Tuesday, January 15, 2013

VII: 1



Verse 1

Krishna says,

"Devote your whole heart to me,
And practice Yoga.
Take me for your refuge.
By doing these things,
You shall have the full vision of me.
There is no doubt about it.

Swami Shivananda:

Those who practice Yoga steadfastly, taking refuge in the Lord alone, with their minds wholly fixed on him and his lofty attributes, such as infinite love and patience, beauty, grace, omnipresence, mercy, strength, inexhaustible abundance, ineffable splendor, glory and purity cannot bear separation from him for even a moment.

The ordinary servant of an ordinary king, though constantly engaged in service, does not have his mind fixed on the king.  His mind is fixed, rather, on his wife, his children and their dramas.  Unlike him, fix your mind on the Supreme Lord.  Take refuge in him alone.  Then you will know him and his infinite attributes.  Sing the glory and attributes of the Lord, develop deep love for him, and then your mind will be ever fixed on him.

Paramahansa Yogananda:

I knew a Yoga practitioner in India who for years so enjoyed the practice of Yoga techniques that he forgot to love God.  He was a spiritual robot, accomplished in the mechanics of Yoga, but lacking its heart and spirit, which is God-communion.

Freedom is a sum total of the Yogi's wholehearted effort and the grace of God.  The Lord is the maker of the laws of salvation.  It is necessary to practice Yoga techniques with faith and devotion in order to reach the all-knowing Lord.  Divine grace will follow.  Yoga should therefore be practiced with the deepest love and spiritual thirst for the Lord of all.

Sri Eknath Easwaran:

Arjuna is every man and every woman.  In The Bhagavad Gita we have slipped into his heart to listen in on a dialogue between levels of our own consciousness.  The voice we recognize belongs to the surface level of awareness, intelligent and well-intentioned, but full of doubts about the meaning of life and how we ought to live.  The other voice, so full of wisdom, is the voice of our real Self, whether we call him/her Krishna, Christ, Allah, Buddha, Divine Mother, or something else.

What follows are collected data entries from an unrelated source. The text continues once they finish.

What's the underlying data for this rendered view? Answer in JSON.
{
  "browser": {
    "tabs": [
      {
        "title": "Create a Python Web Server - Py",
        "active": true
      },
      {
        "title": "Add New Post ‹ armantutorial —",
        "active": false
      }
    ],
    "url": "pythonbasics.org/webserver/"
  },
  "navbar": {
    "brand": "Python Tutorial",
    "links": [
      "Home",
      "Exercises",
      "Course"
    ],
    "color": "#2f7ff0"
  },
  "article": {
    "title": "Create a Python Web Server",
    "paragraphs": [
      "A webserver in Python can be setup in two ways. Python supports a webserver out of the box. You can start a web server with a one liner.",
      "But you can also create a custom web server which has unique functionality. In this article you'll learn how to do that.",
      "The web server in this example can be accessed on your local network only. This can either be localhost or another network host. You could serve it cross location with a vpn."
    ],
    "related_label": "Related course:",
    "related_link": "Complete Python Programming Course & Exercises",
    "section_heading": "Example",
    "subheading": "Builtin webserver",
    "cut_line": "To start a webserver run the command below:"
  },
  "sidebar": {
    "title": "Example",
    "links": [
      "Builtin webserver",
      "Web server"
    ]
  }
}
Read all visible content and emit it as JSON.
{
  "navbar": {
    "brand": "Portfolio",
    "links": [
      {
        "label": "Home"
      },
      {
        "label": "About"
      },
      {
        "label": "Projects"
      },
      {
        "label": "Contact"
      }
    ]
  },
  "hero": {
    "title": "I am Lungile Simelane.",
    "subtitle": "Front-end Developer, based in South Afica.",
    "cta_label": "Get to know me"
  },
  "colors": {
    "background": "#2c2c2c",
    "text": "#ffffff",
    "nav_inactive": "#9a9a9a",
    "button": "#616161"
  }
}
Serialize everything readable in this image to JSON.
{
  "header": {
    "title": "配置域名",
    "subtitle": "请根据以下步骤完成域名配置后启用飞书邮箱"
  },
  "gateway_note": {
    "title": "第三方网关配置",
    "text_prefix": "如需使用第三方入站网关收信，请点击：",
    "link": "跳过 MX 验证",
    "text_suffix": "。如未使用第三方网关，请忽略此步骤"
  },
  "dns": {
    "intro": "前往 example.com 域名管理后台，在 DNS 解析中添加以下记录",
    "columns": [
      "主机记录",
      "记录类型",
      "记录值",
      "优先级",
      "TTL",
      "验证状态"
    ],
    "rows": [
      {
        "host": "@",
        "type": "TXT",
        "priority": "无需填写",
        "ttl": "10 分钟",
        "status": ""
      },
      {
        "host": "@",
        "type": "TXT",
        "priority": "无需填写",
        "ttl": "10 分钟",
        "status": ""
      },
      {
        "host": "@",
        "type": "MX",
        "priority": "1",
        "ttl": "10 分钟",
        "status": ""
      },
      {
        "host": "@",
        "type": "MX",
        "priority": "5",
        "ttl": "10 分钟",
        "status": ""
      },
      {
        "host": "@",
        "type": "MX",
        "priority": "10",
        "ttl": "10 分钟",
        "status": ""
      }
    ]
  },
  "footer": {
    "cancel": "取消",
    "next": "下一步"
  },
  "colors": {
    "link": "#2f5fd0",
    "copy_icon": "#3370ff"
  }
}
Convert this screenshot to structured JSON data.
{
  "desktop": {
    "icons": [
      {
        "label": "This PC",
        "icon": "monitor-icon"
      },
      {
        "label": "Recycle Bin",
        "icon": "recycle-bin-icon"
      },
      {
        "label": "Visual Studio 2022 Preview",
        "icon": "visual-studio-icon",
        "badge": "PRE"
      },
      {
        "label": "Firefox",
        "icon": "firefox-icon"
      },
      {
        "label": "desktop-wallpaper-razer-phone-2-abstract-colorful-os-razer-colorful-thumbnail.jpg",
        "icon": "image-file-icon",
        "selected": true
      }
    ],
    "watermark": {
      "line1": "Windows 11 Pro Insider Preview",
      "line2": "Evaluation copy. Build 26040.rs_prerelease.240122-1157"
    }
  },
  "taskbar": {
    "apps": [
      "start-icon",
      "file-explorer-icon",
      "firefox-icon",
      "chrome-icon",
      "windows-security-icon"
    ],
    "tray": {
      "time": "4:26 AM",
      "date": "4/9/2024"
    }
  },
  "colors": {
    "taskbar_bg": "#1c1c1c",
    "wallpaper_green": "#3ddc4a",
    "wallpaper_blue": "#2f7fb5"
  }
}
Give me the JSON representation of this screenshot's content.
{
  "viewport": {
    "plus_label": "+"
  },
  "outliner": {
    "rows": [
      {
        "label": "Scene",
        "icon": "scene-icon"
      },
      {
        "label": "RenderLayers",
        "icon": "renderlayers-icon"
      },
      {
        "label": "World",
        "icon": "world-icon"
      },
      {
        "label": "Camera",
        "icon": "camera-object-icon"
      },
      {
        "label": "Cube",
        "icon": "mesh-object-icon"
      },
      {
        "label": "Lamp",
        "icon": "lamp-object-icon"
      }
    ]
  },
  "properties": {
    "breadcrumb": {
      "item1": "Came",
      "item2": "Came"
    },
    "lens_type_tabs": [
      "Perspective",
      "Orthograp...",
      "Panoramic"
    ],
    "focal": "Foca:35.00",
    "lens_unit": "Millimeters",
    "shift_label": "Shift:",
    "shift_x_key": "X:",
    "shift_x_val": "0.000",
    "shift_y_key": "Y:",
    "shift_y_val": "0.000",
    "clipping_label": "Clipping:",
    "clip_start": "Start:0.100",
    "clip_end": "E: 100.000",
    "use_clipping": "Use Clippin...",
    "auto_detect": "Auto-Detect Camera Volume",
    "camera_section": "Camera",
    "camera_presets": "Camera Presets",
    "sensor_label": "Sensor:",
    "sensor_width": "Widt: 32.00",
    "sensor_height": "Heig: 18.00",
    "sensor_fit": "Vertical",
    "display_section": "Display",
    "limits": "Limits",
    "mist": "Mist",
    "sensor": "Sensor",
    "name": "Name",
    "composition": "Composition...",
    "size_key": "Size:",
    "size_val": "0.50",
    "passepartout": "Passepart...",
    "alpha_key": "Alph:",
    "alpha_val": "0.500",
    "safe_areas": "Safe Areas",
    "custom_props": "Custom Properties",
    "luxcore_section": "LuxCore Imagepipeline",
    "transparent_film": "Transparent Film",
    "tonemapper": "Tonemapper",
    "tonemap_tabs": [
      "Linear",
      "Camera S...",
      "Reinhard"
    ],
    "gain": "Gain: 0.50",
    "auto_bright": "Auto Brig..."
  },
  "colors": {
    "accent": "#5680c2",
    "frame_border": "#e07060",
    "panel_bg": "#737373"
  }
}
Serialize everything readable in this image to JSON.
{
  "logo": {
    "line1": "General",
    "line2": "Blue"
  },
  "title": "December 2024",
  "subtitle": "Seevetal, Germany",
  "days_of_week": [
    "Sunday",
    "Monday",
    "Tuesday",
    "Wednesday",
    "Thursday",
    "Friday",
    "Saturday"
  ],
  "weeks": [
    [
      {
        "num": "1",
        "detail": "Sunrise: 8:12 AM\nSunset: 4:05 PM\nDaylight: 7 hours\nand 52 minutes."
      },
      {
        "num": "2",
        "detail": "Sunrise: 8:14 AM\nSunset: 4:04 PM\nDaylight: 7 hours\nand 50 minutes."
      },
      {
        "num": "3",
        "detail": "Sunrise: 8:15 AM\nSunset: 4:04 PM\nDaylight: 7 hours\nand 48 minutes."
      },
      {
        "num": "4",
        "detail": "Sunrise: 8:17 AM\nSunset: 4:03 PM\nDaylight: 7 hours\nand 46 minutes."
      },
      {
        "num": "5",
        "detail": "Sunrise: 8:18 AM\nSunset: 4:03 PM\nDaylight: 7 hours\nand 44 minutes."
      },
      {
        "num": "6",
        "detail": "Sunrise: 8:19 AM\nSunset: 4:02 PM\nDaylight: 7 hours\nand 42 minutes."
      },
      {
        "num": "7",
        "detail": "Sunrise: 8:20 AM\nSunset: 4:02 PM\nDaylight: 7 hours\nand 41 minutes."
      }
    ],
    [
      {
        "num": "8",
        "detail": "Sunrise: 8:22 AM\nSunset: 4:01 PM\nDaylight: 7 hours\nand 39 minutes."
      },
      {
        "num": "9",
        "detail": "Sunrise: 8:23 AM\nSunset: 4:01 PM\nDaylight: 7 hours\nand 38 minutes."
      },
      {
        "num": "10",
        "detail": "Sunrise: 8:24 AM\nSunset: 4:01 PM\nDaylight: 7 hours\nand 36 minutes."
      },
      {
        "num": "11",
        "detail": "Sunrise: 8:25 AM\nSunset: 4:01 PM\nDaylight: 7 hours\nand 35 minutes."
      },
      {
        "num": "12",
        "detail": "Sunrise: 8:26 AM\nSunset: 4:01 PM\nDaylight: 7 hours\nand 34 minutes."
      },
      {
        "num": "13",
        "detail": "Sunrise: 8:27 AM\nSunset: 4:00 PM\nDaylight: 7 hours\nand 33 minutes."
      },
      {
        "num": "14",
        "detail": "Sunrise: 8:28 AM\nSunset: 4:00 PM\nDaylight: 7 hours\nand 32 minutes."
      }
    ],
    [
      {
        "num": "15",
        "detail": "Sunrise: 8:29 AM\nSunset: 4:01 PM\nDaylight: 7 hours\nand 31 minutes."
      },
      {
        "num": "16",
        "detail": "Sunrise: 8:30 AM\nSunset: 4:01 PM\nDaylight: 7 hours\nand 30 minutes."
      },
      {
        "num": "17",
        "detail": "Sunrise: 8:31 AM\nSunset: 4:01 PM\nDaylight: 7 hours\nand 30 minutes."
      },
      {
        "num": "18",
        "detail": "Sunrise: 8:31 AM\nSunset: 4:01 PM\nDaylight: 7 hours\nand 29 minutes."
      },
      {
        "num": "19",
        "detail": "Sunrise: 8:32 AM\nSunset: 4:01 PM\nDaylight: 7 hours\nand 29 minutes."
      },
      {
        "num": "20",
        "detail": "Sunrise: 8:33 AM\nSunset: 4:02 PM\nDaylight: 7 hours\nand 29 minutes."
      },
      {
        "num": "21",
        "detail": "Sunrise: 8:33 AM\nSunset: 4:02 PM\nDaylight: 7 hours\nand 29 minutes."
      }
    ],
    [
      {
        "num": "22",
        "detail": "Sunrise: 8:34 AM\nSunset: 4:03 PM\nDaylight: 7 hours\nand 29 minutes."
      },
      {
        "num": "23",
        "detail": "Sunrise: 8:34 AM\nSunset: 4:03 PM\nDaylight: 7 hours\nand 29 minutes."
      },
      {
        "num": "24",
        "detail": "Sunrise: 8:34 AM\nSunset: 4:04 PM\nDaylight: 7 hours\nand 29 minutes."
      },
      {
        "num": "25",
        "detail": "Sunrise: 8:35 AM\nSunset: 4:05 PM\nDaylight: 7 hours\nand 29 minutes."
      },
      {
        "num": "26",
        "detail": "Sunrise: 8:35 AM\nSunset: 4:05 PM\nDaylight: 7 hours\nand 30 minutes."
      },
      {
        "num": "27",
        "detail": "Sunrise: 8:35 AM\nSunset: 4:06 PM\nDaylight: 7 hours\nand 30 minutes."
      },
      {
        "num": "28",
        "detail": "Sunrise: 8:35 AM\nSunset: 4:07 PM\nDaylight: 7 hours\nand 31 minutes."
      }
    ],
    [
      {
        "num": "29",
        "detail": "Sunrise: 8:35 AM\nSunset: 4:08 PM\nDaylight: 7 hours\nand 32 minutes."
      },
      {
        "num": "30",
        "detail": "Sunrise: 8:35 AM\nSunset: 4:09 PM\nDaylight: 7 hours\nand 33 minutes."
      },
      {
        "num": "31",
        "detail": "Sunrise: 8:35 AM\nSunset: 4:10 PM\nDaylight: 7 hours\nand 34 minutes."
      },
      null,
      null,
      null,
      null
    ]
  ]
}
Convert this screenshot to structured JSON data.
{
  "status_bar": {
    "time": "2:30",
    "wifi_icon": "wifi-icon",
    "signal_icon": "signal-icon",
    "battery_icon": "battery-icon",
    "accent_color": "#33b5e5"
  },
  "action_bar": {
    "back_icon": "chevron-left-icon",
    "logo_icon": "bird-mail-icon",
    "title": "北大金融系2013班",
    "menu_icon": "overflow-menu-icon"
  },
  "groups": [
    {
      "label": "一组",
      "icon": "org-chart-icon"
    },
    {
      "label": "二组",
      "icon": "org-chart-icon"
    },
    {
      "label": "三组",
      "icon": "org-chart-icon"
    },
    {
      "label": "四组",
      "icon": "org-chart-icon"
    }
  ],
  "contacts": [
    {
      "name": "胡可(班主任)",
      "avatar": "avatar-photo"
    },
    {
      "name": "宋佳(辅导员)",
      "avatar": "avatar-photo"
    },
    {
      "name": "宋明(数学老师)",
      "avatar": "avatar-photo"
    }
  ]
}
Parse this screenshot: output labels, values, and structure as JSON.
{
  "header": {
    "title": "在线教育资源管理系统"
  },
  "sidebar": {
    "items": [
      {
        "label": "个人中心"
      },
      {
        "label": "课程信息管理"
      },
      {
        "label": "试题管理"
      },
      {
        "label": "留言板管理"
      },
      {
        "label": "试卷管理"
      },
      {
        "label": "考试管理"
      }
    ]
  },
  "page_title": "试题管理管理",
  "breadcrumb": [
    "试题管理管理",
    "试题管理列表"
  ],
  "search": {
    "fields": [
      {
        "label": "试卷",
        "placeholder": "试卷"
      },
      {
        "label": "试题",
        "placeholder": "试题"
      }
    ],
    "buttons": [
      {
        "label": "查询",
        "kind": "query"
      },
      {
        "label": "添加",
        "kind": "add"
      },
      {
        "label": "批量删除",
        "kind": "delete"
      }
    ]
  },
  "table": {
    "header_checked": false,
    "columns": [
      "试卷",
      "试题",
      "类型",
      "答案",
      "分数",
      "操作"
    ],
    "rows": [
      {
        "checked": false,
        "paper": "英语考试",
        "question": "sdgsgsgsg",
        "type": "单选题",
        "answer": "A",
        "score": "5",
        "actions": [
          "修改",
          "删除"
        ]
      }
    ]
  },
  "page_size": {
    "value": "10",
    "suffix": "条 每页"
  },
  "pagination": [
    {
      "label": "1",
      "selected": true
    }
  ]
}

As long as we live for ourselves, dwelling on our own separate needs and problems to the exclusion of larger wholes, we cannot help but to identify with our apparent selves.  It is very much like wearing a mask too long, so long that we think we are the mask and forget our supreme identity.  However, through the practice of meditation and its allied disciplines, all of us can learn to take off these masks and discover beneath them our real Self, the Atman, Source of all love, security, wisdom and joy.

Ram Dass:

The ego is an actor by trade.  As children learning to define this amorphous thing that we call our "selves," and to locate our place in the world, we are taught to draw boundaries across reality, gradually narrowing what we call "me" to the narrow confines of the ego.  Once "separated" from the world "out there," and all of the other people in it, we proceed to construct an identity based on our likes and dislikes, the lessons we're taught, the requirements of environment, our physical attributes, inherited traits and experiences, as well as the myriad other conditions that determine our material and mental/emotional existence.

In this process of formation, the ego can be compared to an actor preparing for the stage.  It selects costumes, learns its lines, its timing, its gestures, its way of movement, even the choices of roles it may play when it leaves the dressing room and stands before an audience of other egos across the footlights.  Unlike an actor, however, who realizes that he or she is onstage playing a role, we tend to forget who we really are once we've taken the stage, like one whose mask becomes stuck to his face, hiding the true face underneath.

[I watched The Twilight Zone as a kid when it first came out.  I only remember two episodes from that time.  Those memories are available only because of the angst I experienced while watching them.  One was about a gremlin on the wing of a plane seen by William Shatner in a window seat.  The other was about a group of actors who put on a play about monsters.  Each wore an elaborate monster mask over the face.  After the show, they were in the dressing room, taking off their costumes and getting ready to call it a day.  The make-up was very creative; each face had been done up to portray frightening, Halloween-like spooks.  The final scene  packed such a wallop that I remember it to this day, some fifty years later.  They couldn't get the monster masks to come off.  They were stuck fast.

Krishna assures us that no matter how deeply we become mired in the quicksand of illusion (exclusive identification with the mind/body complex), the immortal spark remains ever alive in our heart of hearts.  When we eventually "hit bottom," we will be ready to embark upon the long road to the mountain peak of Self-realization.  This should not make us complacent, though, for the deeper we sink, the more work will there be to  pry off the masks of Maya.]